Como funciona a coleta de dados
Utilizando as APIs de Screen Time fornecida pela Apple, o app registra cada sessão de uso em segundo plano. Os dados são armazenados localmente e processados para gerar métricas diárias e semanais. Não há envio de informações para servidores externos, o que aumenta a privacidade do usuário. Essa arquitetura local permite que o aplicativo funcione mesmo sem conexão à internet.
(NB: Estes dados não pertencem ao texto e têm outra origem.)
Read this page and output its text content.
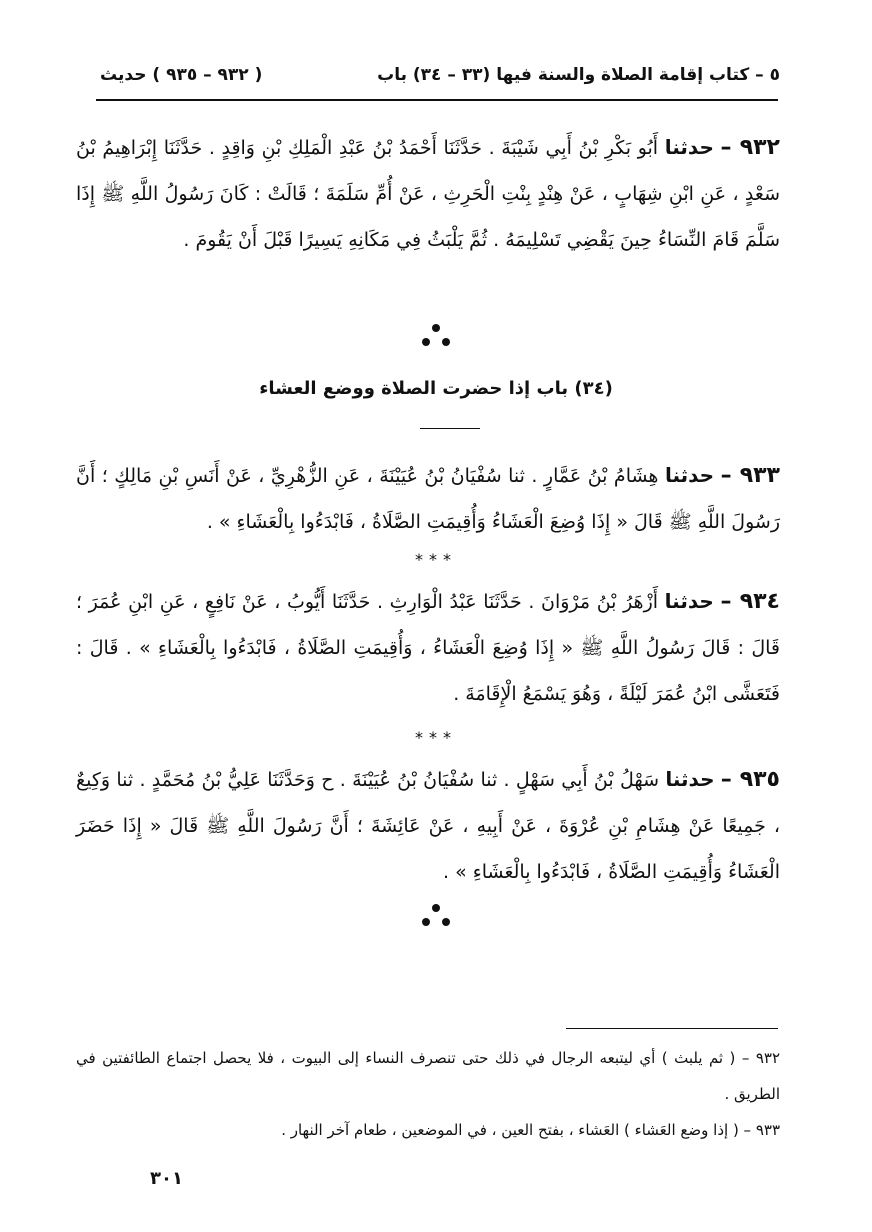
٥ – كتاب إقامة الصلاة والسنة فيها (٣٣ – ٣٤) باب
( ٩٣٢ – ٩٣٥ ) حديث
٩٣٢ – حدثنا أَبُو بَكْرِ بْنُ أَبِي شَيْبَةَ . حَدَّثَنَا أَحْمَدُ بْنُ عَبْدِ الْمَلِكِ بْنِ وَاقِدٍ . حَدَّثَنَا إِبْرَاهِيمُ بْنُ سَعْدٍ ، عَنِ ابْنِ شِهَابٍ ، عَنْ هِنْدٍ بِنْتِ الْحَرِثِ ، عَنْ أُمِّ سَلَمَةَ ؛ قَالَتْ : كَانَ رَسُولُ اللَّهِ ﷺ إِذَا سَلَّمَ قَامَ النِّسَاءُ حِينَ يَقْضِي تَسْلِيمَهُ . ثُمَّ يَلْبَثُ فِي مَكَانِهِ يَسِيرًا قَبْلَ أَنْ يَقُومَ .
(٣٤) باب إذا حضرت الصلاة ووضع العشاء
٩٣٣ – حدثنا هِشَامُ بْنُ عَمَّارٍ . ثنا سُفْيَانُ بْنُ عُيَيْنَةَ ، عَنِ الزُّهْرِيِّ ، عَنْ أَنَسِ بْنِ مَالِكٍ ؛ أَنَّ رَسُولَ اللَّهِ ﷺ قَالَ « إِذَا وُضِعَ الْعَشَاءُ وَأُقِيمَتِ الصَّلَاةُ ، فَابْدَءُوا بِالْعَشَاءِ » .
***
٩٣٤ – حدثنا أَزْهَرُ بْنُ مَرْوَانَ . حَدَّثَنَا عَبْدُ الْوَارِثِ . حَدَّثَنَا أَيُّوبُ ، عَنْ نَافِعٍ ، عَنِ ابْنِ عُمَرَ ؛ قَالَ : قَالَ رَسُولُ اللَّهِ ﷺ « إِذَا وُضِعَ الْعَشَاءُ ، وَأُقِيمَتِ الصَّلَاةُ ، فَابْدَءُوا بِالْعَشَاءِ » . قَالَ : فَتَعَشَّى ابْنُ عُمَرَ لَيْلَةً ، وَهُوَ يَسْمَعُ الْإِقَامَةَ .
***
٩٣٥ – حدثنا سَهْلُ بْنُ أَبِي سَهْلٍ . ثنا سُفْيَانُ بْنُ عُيَيْنَةَ . ح وَحَدَّثَنَا عَلِيُّ بْنُ مُحَمَّدٍ . ثنا وَكِيعٌ ، جَمِيعًا عَنْ هِشَامِ بْنِ عُرْوَةَ ، عَنْ أَبِيهِ ، عَنْ عَائِشَةَ ؛ أَنَّ رَسُولَ اللَّهِ ﷺ قَالَ « إِذَا حَضَرَ الْعَشَاءُ وَأُقِيمَتِ الصَّلَاةُ ، فَابْدَءُوا بِالْعَشَاءِ » .
٩٣٢ – ( ثم يلبث ) أي ليتبعه الرجال في ذلك حتى تنصرف النساء إلى البيوت ، فلا يحصل اجتماع الطائفتين في الطريق .
٩٣٣ – ( إذا وضع العَشاء ) العَشاء ، بفتح العين ، في الموضعين ، طعام آخر النهار .
٣٠١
Principais visualizações oferecidas
Entre os gráficos disponíveis estão o mapa de calor que destaca os horários de maior atividade e o círculo de divisão que mostra a proporção de tempo gasto em cada categoria de app. Também há um modo de desafio que sugere metas de redução gradual baseado no histórico pessoal. Essas ferramentas são projetadas para serem simples de interpretar mesmo por quem não tem familiaridade com análises de dados.
Impacto no bem-estar digital
Ao tornar visível o tempo gasto em conteúdos de baixa qualidade, o Oh My Hours ajuda os usuários a identificar gatilhos de procrastinação. Estudos recentes indicam que a simples conscientização pode levar a reduções de até quinze por cento no uso excessivo de redes sociais. O app se posiciona como um aliado discreto na luta contra a sobrecarga de informações digitais.
Considerações finais sobre o lançamento
O lançamento do Oh My Hours reflete uma tendência crescente de startups que buscam combinar design intuitivo com preocupações de saúde mental. Embora seja um projeto de porte modesto, sua abordagem pode inspirar soluções mais integradas nos ecossistemas de sistemas operacionais futuros. A recepção inicial nas comunidades de desenvolvedores tem sido positiva, sinalizando espaço para atualizações e novos recursos.